Morphine (20 mg/kg) dissolved in 300 µL of normal saline (M) or an equal volume of saline alone (NS) was administered intraperitoneally twice a day for five consecutive days. Each group was then orally administered either PBA (0.25, 0.5, or 1 g/kg dissolved in 300 µL of NS), TUDCA (0.25, 0.5, or 1 g/kg dissolved in 300 µL of NS), or saline (300 µL of NS) twice a day for 5 consecutive days. The hot plate test was performed after the first and tenth drug administrations on days 1 and 5, respectively for the experiments in Figure 1, Figure 2 and Figure 3. For the experiment in Figure 4, morphine (20 mg/kg) dissolved in 300 µL of normal saline was administered intraperitoneally twice a day for 5 consecutive days. Intraperitoneal morphine (20 mg/kg) and oral saline were then administered twice in the NS + morphine group, while intraperitoneal morphine and oral PBA (1 g/kg) were administered twice in the PBA + morphine group on day 6. Hot plate tests were performed after the tenth drug administration on day 5 and after intraperitoneal morphine injection on day 7.

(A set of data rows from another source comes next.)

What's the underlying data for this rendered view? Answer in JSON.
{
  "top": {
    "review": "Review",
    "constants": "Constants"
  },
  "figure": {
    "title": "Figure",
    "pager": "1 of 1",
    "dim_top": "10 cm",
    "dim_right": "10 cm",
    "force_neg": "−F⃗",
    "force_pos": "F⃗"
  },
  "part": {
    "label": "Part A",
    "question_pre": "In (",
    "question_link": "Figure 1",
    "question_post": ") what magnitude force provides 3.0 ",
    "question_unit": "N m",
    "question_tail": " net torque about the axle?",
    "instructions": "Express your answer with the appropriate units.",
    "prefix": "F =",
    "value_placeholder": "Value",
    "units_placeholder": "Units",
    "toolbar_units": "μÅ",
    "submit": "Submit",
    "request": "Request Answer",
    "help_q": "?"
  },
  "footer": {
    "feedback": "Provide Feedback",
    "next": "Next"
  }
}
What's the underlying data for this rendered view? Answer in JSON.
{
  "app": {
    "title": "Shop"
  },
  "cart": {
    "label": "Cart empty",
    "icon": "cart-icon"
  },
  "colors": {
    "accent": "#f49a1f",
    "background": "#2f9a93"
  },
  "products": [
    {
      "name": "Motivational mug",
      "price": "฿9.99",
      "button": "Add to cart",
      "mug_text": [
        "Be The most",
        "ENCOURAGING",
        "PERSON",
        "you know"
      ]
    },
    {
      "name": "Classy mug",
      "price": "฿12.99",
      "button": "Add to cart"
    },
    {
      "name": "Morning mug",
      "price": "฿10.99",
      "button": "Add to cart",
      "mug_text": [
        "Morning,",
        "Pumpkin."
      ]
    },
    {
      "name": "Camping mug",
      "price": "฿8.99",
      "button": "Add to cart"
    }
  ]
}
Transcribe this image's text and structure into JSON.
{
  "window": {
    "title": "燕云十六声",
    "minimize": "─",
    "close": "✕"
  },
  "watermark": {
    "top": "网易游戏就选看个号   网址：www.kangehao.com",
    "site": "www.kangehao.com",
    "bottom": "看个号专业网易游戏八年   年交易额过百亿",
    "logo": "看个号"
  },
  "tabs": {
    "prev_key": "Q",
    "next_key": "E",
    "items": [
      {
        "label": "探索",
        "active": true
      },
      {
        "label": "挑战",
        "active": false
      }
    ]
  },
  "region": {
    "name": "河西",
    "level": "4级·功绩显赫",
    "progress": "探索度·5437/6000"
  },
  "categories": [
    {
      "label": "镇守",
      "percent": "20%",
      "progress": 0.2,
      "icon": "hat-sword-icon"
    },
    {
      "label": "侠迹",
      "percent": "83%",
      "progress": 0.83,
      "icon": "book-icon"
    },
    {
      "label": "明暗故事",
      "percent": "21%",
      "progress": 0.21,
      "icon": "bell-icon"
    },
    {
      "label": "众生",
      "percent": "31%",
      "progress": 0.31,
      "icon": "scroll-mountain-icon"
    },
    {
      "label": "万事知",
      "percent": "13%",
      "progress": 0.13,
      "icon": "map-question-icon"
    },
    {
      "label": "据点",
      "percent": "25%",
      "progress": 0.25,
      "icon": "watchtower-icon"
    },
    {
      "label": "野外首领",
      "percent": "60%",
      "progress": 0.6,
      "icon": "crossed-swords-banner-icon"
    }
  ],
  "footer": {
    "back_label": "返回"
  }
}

Hot plate latency was measured at 5, 15, 30, 45, and 60 min after drug injection. Before drug administration, hot plate latency was measured three times, and the average was used as the pre-drug response latency at time 0 min. To analyze the effects of the drugs in the hot plate test, we calculated the %MPE as ([post-drug maximum response latency − pre-drug response latency]/[60-s cut-off time − pre-drug response latency]) × 100. The post-drug maximum response latency was defined as the single longest response latency.

4.6. Statistical Analysis

All data are expressed as mean ± standard error of the mean. One- and two-way analysis of variance were used, followed by Bonferroni post-hoc tests, to compare hot plate %MPE, latencies, and other values between groups. We used Prism 4.0 (GraphPad Software, San Diego, CA, USA) and considered p < 0.05 to indicate statistical significance.

5. Conclusions

Our results demonstrate that ER stress is significantly associated with the development of morphine tolerance in vivo. Pharmacological chaperones represent a promising therapeutic option for maintaining opioid analgesia without increasing prescriptions.